“From Amos Kidder, of the Evening Planet,” he told Gourley, and read aloud:

Dear George,—The bearer, Mr. James B. Robison, of Paris, France, a friend of Smiley, our correspondent there, asked me to recommend some highly intelligent stock-brokers. I, of course, at once thought of you. Deal with him as you do with

Yours,

Amos F. Kidder.

“Maybe it's a set of those French books that are awful until you've signed the contract and Volume I. comes, and they are not awful at all. Those fellows,” said the cashier, indignantly, “will do anything to get your money.”

“You forget I've got his,” suggested Richards.

“That's a new one on me, I admit,” said the cashier; “but I'll bet a ten-spot—”

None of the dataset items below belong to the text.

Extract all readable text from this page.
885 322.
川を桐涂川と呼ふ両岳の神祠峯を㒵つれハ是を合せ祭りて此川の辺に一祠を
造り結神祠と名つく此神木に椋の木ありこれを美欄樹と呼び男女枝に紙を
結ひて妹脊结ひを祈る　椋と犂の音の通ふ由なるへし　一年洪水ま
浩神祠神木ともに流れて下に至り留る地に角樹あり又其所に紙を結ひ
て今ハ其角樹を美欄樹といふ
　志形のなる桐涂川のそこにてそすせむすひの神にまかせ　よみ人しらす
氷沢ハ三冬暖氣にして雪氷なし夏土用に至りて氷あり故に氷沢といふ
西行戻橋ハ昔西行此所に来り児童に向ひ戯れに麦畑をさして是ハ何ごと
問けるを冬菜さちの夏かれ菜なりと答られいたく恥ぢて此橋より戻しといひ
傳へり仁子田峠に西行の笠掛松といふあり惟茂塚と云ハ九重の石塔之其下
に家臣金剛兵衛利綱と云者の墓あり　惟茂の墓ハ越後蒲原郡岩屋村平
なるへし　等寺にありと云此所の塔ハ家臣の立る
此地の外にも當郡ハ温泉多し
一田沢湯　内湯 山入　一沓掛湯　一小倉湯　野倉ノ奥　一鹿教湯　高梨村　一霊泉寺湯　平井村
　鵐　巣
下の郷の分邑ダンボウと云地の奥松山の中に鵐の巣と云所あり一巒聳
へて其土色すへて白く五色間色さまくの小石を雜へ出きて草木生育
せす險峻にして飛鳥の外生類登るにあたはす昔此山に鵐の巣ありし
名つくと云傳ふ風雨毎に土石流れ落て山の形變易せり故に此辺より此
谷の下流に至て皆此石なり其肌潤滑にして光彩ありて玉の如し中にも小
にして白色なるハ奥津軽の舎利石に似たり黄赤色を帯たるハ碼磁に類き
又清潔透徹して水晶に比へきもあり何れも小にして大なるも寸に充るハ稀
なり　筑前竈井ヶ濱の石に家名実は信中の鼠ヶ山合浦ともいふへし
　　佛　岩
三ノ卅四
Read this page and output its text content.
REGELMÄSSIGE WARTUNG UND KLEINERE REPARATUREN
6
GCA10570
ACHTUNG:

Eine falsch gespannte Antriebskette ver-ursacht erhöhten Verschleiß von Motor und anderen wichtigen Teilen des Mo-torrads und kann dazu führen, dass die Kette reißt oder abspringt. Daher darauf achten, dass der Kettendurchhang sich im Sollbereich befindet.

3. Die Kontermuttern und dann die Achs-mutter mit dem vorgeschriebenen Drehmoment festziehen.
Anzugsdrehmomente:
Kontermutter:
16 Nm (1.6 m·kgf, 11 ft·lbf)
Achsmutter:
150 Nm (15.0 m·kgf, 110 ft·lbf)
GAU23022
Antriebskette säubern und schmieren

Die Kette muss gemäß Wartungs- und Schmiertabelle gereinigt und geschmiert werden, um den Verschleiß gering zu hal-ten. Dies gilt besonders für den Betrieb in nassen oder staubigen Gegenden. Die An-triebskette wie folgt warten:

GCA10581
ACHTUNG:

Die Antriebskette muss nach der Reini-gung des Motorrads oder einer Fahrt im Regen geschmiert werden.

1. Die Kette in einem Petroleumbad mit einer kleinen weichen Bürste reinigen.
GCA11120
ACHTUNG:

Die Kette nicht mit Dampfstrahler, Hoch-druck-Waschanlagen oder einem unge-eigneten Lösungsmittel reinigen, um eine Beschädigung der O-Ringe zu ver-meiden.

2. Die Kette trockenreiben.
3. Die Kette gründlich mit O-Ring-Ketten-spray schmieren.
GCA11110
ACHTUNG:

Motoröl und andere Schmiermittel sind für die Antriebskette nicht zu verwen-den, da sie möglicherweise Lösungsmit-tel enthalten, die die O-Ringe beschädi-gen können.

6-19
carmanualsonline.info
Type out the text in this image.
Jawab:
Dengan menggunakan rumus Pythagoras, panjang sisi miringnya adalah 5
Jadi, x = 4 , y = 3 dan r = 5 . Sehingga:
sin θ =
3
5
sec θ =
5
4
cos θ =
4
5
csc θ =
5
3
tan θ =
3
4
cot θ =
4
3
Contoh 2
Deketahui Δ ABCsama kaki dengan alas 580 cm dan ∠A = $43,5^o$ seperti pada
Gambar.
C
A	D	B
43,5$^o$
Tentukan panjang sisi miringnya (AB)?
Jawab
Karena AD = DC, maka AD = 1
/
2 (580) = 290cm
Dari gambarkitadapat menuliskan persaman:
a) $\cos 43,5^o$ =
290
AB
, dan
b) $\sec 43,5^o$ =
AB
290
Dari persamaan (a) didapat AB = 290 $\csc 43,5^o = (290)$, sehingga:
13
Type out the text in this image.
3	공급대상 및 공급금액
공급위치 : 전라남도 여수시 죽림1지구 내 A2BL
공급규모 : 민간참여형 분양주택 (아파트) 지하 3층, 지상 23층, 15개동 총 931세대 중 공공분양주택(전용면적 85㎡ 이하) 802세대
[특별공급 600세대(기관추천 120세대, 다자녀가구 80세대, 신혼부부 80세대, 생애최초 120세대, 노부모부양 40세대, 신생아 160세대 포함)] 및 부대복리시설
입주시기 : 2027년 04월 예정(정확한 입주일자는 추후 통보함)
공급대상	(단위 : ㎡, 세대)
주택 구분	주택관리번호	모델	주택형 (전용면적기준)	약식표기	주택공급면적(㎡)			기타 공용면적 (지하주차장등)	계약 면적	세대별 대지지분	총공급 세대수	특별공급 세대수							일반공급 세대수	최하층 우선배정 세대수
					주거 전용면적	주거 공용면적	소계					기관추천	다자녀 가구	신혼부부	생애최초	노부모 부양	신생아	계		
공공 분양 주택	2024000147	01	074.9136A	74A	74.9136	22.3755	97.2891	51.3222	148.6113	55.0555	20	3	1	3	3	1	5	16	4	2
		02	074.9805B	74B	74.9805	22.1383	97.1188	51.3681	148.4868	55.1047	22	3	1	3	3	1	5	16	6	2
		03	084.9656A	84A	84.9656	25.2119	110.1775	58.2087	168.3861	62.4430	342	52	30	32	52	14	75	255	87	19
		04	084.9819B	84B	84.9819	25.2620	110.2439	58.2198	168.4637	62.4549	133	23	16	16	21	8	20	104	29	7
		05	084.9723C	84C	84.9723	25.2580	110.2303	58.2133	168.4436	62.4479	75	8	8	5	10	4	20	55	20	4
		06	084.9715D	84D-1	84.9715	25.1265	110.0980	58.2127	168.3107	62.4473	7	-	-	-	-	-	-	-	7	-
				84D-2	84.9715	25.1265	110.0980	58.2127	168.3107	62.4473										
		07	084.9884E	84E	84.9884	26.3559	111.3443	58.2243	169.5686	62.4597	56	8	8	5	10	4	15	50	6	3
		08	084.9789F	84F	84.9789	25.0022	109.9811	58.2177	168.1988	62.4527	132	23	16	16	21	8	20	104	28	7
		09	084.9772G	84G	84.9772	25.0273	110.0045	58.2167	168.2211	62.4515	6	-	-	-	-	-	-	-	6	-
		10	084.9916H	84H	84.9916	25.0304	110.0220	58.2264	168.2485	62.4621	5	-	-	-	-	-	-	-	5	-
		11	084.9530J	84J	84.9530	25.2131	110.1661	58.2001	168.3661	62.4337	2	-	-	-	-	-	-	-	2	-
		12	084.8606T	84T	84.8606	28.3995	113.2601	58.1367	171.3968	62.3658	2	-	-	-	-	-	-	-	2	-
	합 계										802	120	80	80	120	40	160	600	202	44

“I'll have no gambling in this office! Send in Mr. Robison; and if Kidder should happen in, tell him I'd like to see him.”

The waxed-mustached man, preceded by Otto, the moon-faced clerk, entered the private office of Mr. George B. Richards, who rose and smiled pleasantly even as his keen eyes quickly inventoried Mr. Robison.

“Mr. Richards?” twanged the stranger. That Yankee voice issuing from between those unmistakably French mustaches made Richards start; and yet the vague atmosphere of disquietude and suspicion that the ten letters of introduction had created seemed to be dispelled by the man's Yankee twang. It was so genuinely down-east that it humanized Mr. Robison and made his eccentricity less eccentric. Also, the eyes gleamed not with the fire of insanity, but with a great earnestness.